Plans to refurbish a landmark north lighthouse built by the uncle of author Robert Louis Stevenson have been unveiled.
Noss Head Lighthouse near Wick was built in 1849 by engineer Alan Stevenson, one of the famous “lighthouse Stevensons.” He was responsible for creating more than a dozen such structures around Scotland.
The Northern Lighthouse Board (NLB), which owns the category A-listed lighthouse tower and quarterdeck, has applied for listed building consent to clear asbestos from the building and upgrade the aid to navigation lighting in the tower.

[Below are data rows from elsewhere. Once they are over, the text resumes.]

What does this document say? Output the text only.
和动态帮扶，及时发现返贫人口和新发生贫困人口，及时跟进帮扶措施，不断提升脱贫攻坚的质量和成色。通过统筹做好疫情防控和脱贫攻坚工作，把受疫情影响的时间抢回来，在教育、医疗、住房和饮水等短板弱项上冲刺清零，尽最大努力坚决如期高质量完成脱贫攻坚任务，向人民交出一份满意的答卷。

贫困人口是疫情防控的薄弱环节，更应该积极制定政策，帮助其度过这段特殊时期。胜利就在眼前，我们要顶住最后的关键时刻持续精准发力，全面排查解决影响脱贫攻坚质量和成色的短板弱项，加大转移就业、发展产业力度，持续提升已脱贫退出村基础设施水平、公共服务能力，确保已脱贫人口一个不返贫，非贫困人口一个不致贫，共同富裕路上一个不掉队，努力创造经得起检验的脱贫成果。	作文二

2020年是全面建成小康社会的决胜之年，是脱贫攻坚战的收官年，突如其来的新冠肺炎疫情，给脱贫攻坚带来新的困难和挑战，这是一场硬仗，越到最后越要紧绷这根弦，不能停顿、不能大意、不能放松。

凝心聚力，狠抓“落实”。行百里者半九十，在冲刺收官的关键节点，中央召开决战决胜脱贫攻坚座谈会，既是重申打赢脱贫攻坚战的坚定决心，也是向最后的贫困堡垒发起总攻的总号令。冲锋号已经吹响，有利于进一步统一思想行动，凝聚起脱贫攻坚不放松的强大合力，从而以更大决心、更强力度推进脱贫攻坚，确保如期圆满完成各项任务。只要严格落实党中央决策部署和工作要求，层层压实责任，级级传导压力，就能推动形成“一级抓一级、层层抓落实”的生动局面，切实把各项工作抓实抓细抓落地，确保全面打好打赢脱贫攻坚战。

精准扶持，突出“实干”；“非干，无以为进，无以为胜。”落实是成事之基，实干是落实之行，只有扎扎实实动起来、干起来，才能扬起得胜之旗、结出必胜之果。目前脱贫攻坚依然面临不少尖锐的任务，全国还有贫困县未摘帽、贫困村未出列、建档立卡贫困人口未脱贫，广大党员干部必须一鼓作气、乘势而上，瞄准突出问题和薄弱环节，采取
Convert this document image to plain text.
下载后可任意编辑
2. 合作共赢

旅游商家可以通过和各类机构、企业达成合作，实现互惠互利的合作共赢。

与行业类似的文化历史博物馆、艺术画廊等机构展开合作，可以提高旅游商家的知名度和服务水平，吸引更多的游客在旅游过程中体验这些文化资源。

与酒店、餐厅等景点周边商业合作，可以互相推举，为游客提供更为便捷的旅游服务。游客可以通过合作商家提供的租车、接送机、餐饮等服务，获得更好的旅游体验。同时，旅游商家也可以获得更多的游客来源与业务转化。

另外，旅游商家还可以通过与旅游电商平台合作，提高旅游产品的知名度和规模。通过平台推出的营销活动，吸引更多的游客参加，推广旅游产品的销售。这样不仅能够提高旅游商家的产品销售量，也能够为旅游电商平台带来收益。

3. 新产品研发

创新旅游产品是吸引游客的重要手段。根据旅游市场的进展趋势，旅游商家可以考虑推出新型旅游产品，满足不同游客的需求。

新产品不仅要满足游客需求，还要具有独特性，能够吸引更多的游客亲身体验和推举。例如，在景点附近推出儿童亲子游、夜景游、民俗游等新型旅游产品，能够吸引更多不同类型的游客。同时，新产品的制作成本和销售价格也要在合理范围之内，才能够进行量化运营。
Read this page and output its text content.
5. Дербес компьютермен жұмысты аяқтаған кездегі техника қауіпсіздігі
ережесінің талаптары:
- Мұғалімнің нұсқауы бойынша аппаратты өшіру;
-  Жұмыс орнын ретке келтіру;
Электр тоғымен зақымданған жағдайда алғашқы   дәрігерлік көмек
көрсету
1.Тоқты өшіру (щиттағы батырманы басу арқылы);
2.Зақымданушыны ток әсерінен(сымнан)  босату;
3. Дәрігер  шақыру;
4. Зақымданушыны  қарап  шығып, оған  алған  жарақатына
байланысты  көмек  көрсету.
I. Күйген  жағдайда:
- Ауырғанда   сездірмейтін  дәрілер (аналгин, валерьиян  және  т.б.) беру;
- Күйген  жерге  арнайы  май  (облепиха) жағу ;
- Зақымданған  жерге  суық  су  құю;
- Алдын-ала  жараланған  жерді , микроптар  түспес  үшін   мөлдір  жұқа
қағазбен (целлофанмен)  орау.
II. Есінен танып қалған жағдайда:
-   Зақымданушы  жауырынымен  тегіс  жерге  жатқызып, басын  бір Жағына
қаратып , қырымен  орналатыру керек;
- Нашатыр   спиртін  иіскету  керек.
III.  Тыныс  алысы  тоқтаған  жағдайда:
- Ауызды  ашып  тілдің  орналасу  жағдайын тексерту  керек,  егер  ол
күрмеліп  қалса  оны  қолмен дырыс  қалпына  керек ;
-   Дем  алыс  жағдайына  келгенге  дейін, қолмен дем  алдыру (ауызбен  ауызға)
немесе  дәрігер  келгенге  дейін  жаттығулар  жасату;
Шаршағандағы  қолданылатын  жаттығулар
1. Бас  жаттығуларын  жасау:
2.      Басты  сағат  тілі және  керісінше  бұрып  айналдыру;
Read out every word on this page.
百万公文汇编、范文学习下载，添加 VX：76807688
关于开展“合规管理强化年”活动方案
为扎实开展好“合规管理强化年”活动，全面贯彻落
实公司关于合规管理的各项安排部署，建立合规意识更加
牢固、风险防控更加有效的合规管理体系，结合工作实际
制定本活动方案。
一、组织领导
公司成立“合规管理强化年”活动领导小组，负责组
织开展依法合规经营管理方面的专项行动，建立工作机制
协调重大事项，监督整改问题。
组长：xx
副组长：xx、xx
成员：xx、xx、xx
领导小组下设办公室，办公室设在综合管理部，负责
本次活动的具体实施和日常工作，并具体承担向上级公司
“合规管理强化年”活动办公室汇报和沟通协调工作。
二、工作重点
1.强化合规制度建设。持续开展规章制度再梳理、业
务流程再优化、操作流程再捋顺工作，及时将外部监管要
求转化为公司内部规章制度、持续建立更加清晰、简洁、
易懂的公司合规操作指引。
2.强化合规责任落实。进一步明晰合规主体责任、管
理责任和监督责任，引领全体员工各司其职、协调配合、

Proposed works involve replacing the obsolete sealed beam optic lamp and electrical system with an updated system and LED optic technology.
The Northern Lighthouse Board owned tower and quarterdeck building is also to be totally refurbished and repainted.
Existing collimating screens, which channel light, are to be taken down and removed from the site and new security gates will be installed above the existing entrance doors and quarterback compartments, and new safety gates will be installed at lightroom and watchroom levels.
The lighthouse has not been modified since it was automated in 1987 and the original Fresnel lens is now at a museum in Wick.
Part of a family of lighthouse engineers, Alan Stevenson designed the lighthouse which was the first to have a diagonally paned lantern room.
It is said that, were it not for Robert Louis Stevenson’s disliking of his time spent as an apprentice engineer working with his father and uncle on various north lighthouses, he would not have turned to writing.
The lighthouse is set behind a dry stone wall within its own grounds encompassing 13 hectares and forms an impressive cliff-top promontory, flanked to the south by the striking remains of Castle Sinclair Girnigoe.
The Lighthouse Keeper’s Cottage is a category A listed building constructed in the Egyptian style and painted in the traditional white with ochre trim and is the beautiful epitome of Stevenson lighthouse engineering. The application for listed building consent was validated by Highland Council on April 11.